Meyran Kosemi: İran halkı, özgürlük mücadelesine ABD ve Batı’nın karışması durumunda Suriye, Yemen, Libya ve Irak gibi olmak istemediğini ortaya koydu. Halk sokaklardan çekildi. Ama hükümetin olanlardan ders çıkarması gerek. İran gençliği kanı kaynayan bir gençlik.
ALIŞVERİŞ DURDU
Tahran çarşısında esnaf keyifsiz. Özellikle nükleer görüşmeler sonrası ambargoların kalkacağı beklentisi karşında şimdilerde halkın alım gücünün düşmesinden oldukça rahatsızlar.
Rıza Sefari (Esnaf): Alım gücünün düşmesi, ekonomiyi etkiliyor. Şimdilik bir süre daha izleyeceğiz ama halkın refahı için hükümet de önlemleri artırmalı.
CAMİLER FAALİYETTE DEĞİL
İran’ın dört bir yanındaki camiler, namaz vakitlerinde istenilen doluluğu bulamıyor.

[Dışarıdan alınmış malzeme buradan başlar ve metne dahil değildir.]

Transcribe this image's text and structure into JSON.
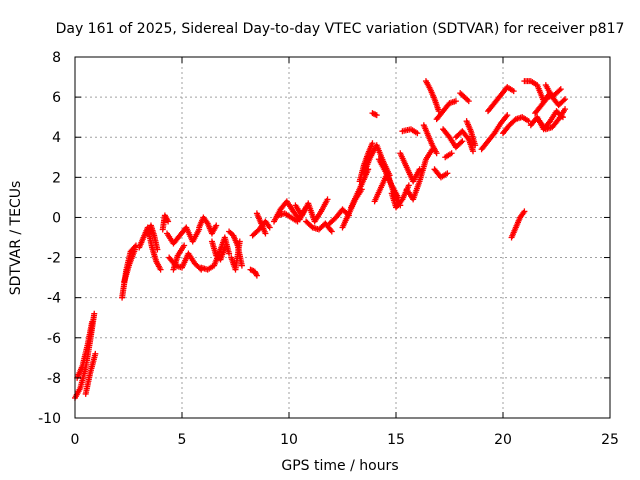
{
  "chart_data": {
    "type": "scatter",
    "title": "Day 161 of 2025, Sidereal Day-to-day VTEC variation (SDTVAR) for receiver p817",
    "xlabel": "GPS time / hours",
    "ylabel": "SDTVAR / TECUs",
    "xlim": [
      0,
      25
    ],
    "ylim": [
      -10,
      8
    ],
    "xticks": [
      0,
      5,
      10,
      15,
      20,
      25
    ],
    "yticks": [
      -10,
      -8,
      -6,
      -4,
      -2,
      0,
      2,
      4,
      6,
      8
    ],
    "grid": true,
    "marker": "+",
    "colors": {
      "series": "#ff0000",
      "axis": "#000000",
      "grid": "#a0a0a0"
    },
    "series": [
      {
        "name": "SDTVAR",
        "segments": [
          {
            "x": [
              0.0,
              0.25,
              0.5,
              0.7,
              0.9
            ],
            "y": [
              -9.0,
              -8.5,
              -7.5,
              -6.2,
              -4.8
            ]
          },
          {
            "x": [
              0.1,
              0.35,
              0.6,
              0.8
            ],
            "y": [
              -8.0,
              -7.4,
              -6.3,
              -5.2
            ]
          },
          {
            "x": [
              0.5,
              0.7,
              0.95
            ],
            "y": [
              -8.8,
              -7.8,
              -6.8
            ]
          },
          {
            "x": [
              2.2,
              2.4,
              2.6,
              2.85
            ],
            "y": [
              -4.0,
              -2.6,
              -1.7,
              -1.4
            ]
          },
          {
            "x": [
              2.3,
              2.55,
              2.8
            ],
            "y": [
              -3.2,
              -2.3,
              -1.6
            ]
          },
          {
            "x": [
              3.0,
              3.2,
              3.4,
              3.6,
              3.8,
              4.0
            ],
            "y": [
              -1.5,
              -1.0,
              -0.5,
              -1.5,
              -2.2,
              -2.6
            ]
          },
          {
            "x": [
              3.4,
              3.55,
              3.7,
              3.85
            ],
            "y": [
              -0.8,
              -0.4,
              -0.9,
              -1.6
            ]
          },
          {
            "x": [
              4.1,
              4.2,
              4.35
            ],
            "y": [
              -0.6,
              0.1,
              -0.2
            ]
          },
          {
            "x": [
              4.3,
              4.6,
              4.9,
              5.2,
              5.5,
              5.8
            ],
            "y": [
              -0.8,
              -1.3,
              -0.9,
              -0.5,
              -1.2,
              -0.6
            ]
          },
          {
            "x": [
              4.4,
              4.7,
              5.0,
              5.3,
              5.6,
              5.9
            ],
            "y": [
              -2.0,
              -2.4,
              -2.5,
              -1.8,
              -2.3,
              -2.6
            ]
          },
          {
            "x": [
              4.6,
              4.8,
              5.1
            ],
            "y": [
              -2.6,
              -1.9,
              -1.4
            ]
          },
          {
            "x": [
              5.8,
              6.0,
              6.2,
              6.4,
              6.6
            ],
            "y": [
              -0.5,
              0.0,
              -0.3,
              -0.8,
              -0.4
            ]
          },
          {
            "x": [
              5.9,
              6.2,
              6.5,
              6.8,
              7.0,
              7.2
            ],
            "y": [
              -2.5,
              -2.6,
              -2.4,
              -1.6,
              -1.0,
              -1.8
            ]
          },
          {
            "x": [
              6.4,
              6.6,
              6.8,
              7.0
            ],
            "y": [
              -1.2,
              -1.9,
              -2.1,
              -1.5
            ]
          },
          {
            "x": [
              7.2,
              7.4,
              7.6,
              7.8
            ],
            "y": [
              -0.7,
              -0.9,
              -1.4,
              -2.4
            ]
          },
          {
            "x": [
              7.3,
              7.5,
              7.7
            ],
            "y": [
              -2.0,
              -2.6,
              -1.2
            ]
          },
          {
            "x": [
              8.2,
              8.4,
              8.5
            ],
            "y": [
              -2.6,
              -2.7,
              -2.9
            ]
          },
          {
            "x": [
              8.3,
              8.6,
              8.9,
              9.1
            ],
            "y": [
              -0.9,
              -0.6,
              -0.2,
              -0.5
            ]
          },
          {
            "x": [
              8.5,
              8.7,
              8.9
            ],
            "y": [
              0.2,
              -0.3,
              -0.8
            ]
          },
          {
            "x": [
              9.3,
              9.6,
              9.9,
              10.2,
              10.5,
              10.8
            ],
            "y": [
              -0.2,
              0.4,
              0.8,
              0.3,
              -0.1,
              0.5
            ]
          },
          {
            "x": [
              9.5,
              9.8,
              10.1,
              10.4
            ],
            "y": [
              0.1,
              0.2,
              0.0,
              -0.2
            ]
          },
          {
            "x": [
              10.3,
              10.6,
              10.9,
              11.2,
              11.5,
              11.8
            ],
            "y": [
              0.6,
              0.1,
              0.7,
              -0.2,
              0.3,
              0.9
            ]
          },
          {
            "x": [
              10.8,
              11.1,
              11.4,
              11.7,
              12.0
            ],
            "y": [
              -0.2,
              -0.5,
              -0.6,
              -0.3,
              -0.7
            ]
          },
          {
            "x": [
              11.9,
              12.2,
              12.5,
              12.8
            ],
            "y": [
              -0.3,
              0.0,
              0.4,
              0.1
            ]
          },
          {
            "x": [
              12.5,
              12.8,
              13.1,
              13.4
            ],
            "y": [
              -0.5,
              0.2,
              0.9,
              1.4
            ]
          },
          {
            "x": [
              12.9,
              13.2,
              13.5,
              13.7
            ],
            "y": [
              0.5,
              1.2,
              1.9,
              2.4
            ]
          },
          {
            "x": [
              13.3,
              13.5,
              13.7,
              13.9
            ],
            "y": [
              1.8,
              2.6,
              3.2,
              3.7
            ]
          },
          {
            "x": [
              13.5,
              13.8,
              14.1,
              14.4,
              14.7
            ],
            "y": [
              2.2,
              3.0,
              3.6,
              2.8,
              2.1
            ]
          },
          {
            "x": [
              13.9,
              14.1
            ],
            "y": [
              5.2,
              5.1
            ]
          },
          {
            "x": [
              14.0,
              14.3,
              14.6,
              14.9,
              15.2
            ],
            "y": [
              0.8,
              1.5,
              2.2,
              1.2,
              0.6
            ]
          },
          {
            "x": [
              14.2,
              14.5,
              14.8,
              15.1
            ],
            "y": [
              2.9,
              2.3,
              1.6,
              1.0
            ]
          },
          {
            "x": [
              14.8,
              15.0,
              15.3,
              15.6
            ],
            "y": [
              1.2,
              0.5,
              0.9,
              1.6
            ]
          },
          {
            "x": [
              15.2,
              15.5,
              15.8,
              16.1
            ],
            "y": [
              3.2,
              2.5,
              1.8,
              2.4
            ]
          },
          {
            "x": [
              15.3,
              15.7,
              16.0
            ],
            "y": [
              4.3,
              4.4,
              4.2
            ]
          },
          {
            "x": [
              15.5,
              15.8,
              16.1,
              16.4,
              16.7
            ],
            "y": [
              1.4,
              0.9,
              1.8,
              2.9,
              3.4
            ]
          },
          {
            "x": [
              16.3,
              16.5,
              16.7,
              16.9
            ],
            "y": [
              4.6,
              4.1,
              3.6,
              3.2
            ]
          },
          {
            "x": [
              16.4,
              16.6,
              16.8,
              17.0
            ],
            "y": [
              6.8,
              6.4,
              5.9,
              5.3
            ]
          },
          {
            "x": [
              16.8,
              17.1,
              17.4
            ],
            "y": [
              2.4,
              2.0,
              2.2
            ]
          },
          {
            "x": [
              16.9,
              17.2,
              17.5,
              17.8
            ],
            "y": [
              4.9,
              5.3,
              5.7,
              5.8
            ]
          },
          {
            "x": [
              17.2,
              17.5,
              17.8,
              18.1
            ],
            "y": [
              4.4,
              4.0,
              3.5,
              3.8
            ]
          },
          {
            "x": [
              17.3,
              17.6
            ],
            "y": [
              3.0,
              3.2
            ]
          },
          {
            "x": [
              17.8,
              18.1,
              18.4,
              18.6
            ],
            "y": [
              4.0,
              4.3,
              3.9,
              3.3
            ]
          },
          {
            "x": [
              18.0,
              18.2,
              18.4
            ],
            "y": [
              6.2,
              6.0,
              5.8
            ]
          },
          {
            "x": [
              18.3,
              18.5,
              18.7
            ],
            "y": [
              4.8,
              4.3,
              3.6
            ]
          },
          {
            "x": [
              19.0,
              19.3,
              19.6,
              19.9,
              20.2
            ],
            "y": [
              3.4,
              3.8,
              4.2,
              4.7,
              5.1
            ]
          },
          {
            "x": [
              19.3,
              19.6,
              19.9,
              20.2,
              20.5
            ],
            "y": [
              5.3,
              5.7,
              6.1,
              6.5,
              6.3
            ]
          },
          {
            "x": [
              20.0,
              20.3,
              20.6,
              20.9,
              21.2
            ],
            "y": [
              4.2,
              4.6,
              4.9,
              5.0,
              4.8
            ]
          },
          {
            "x": [
              20.4,
              20.6,
              20.8,
              21.0
            ],
            "y": [
              -1.0,
              -0.5,
              0.0,
              0.3
            ]
          },
          {
            "x": [
              21.0,
              21.3,
              21.6,
              21.9,
              22.2
            ],
            "y": [
              6.8,
              6.8,
              6.6,
              5.8,
              6.2
            ]
          },
          {
            "x": [
              21.3,
              21.6,
              21.9,
              22.2,
              22.5,
              22.8
            ],
            "y": [
              4.6,
              5.0,
              4.4,
              4.8,
              5.3,
              5.0
            ]
          },
          {
            "x": [
              21.5,
              21.8,
              22.1,
              22.4,
              22.7
            ],
            "y": [
              5.2,
              5.6,
              6.0,
              6.1,
              6.4
            ]
          },
          {
            "x": [
              21.7,
              22.0,
              22.3,
              22.6,
              22.9
            ],
            "y": [
              4.8,
              4.4,
              4.5,
              4.9,
              5.4
            ]
          },
          {
            "x": [
              22.0,
              22.3,
              22.6,
              22.9
            ],
            "y": [
              6.6,
              6.0,
              5.6,
              5.9
            ]
          }
        ]
      }
    ]
  }
}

Devrim Muhafızları Komutanı Ziyaeddin Hozni, 2015’te ülkedeki 57 bin Şii camisinden sadece 3 bininin bütünüyle faaliyette olduğunu ortaya çıkardı. “İran sağı ve solu, siyaseti ve ekonomiyi tamir ederken birbiriyle çelişebilir mi?” sorusu çok konuşulan bir durum. Zira İran sağı dini kaygıları ön planda tutarken, İran solu ise siyasi ve ekonomik göstergelerin iyi gitmediğinin farkında ve bu gidişle sıkıntıların daha büyük gösterilere de zemin hazırlayacağını görebiliyor.
‘İRANLI ZENGİN ÇOCUKLARA TEPKİ OLAYLARI PATLATTI’
İRAN’da son 2 haftadır süren ve ekonomik talepler sebebiyle gerçekleştiği söylenen protestolarda, İran’ın zengin çocuklarının hayatlarının etkisinin olduğu ileri sürüldü. New York Times Gazetesi’nde yayımlanan makalesinde İranlı gazeteci Amir Ahmadi Arian, “yeni aristokrat bir sınıf gibi davran” lüks araçları, partileri ve yaşam tarzlarını sosyal medyada sergilemekten kaçınmayan bu kesimin, İran’ın yoksul halkının eşitsizlik algısını artırdığı görüşünü savundu.
‘AHMEDİNEJAD TUTUKLANDI’ İDDİASINA YALANLAMA
İran’ın eski cumhurbaşkanı Mahmud Ahmedinejad’ın tutuklandığı iddia edildi. Londra merkezli Arapça gazete Al-Quds Al-Arabi’nin haberine göre, Ahmedinejad tutuklanarak bilinmeyen bir hapishaneye konuldu. Ancak Ahmedinejad’ın avukatı Adil Haydari, müvekkilinin tutuklandığı iddiasını yalanladı.
DEVRİM MUHAFIZLARI ‘YENDİK’ DEDİ!
Rejim karşıtı protesto gösterilerinin 1 haftayı geçtiği İran’da, Devrim Muhafızları, yeni bir açıklama yayımlayarak muhaliflerin yenildiğini öne sürdü. Açıklamada, “İran halkı ve güvenlik güçleri yabancı düşmanların çıkardığı huzursuzluğu yendi” mesajı verildi. Devrim Muhafızları çarşamba günü yaptığı açıklamada da isyanın bastırıldığını ilan etmişti ancak sonrasında gelişen gösteriler bu açıklamayı geçersiz kılmıştı.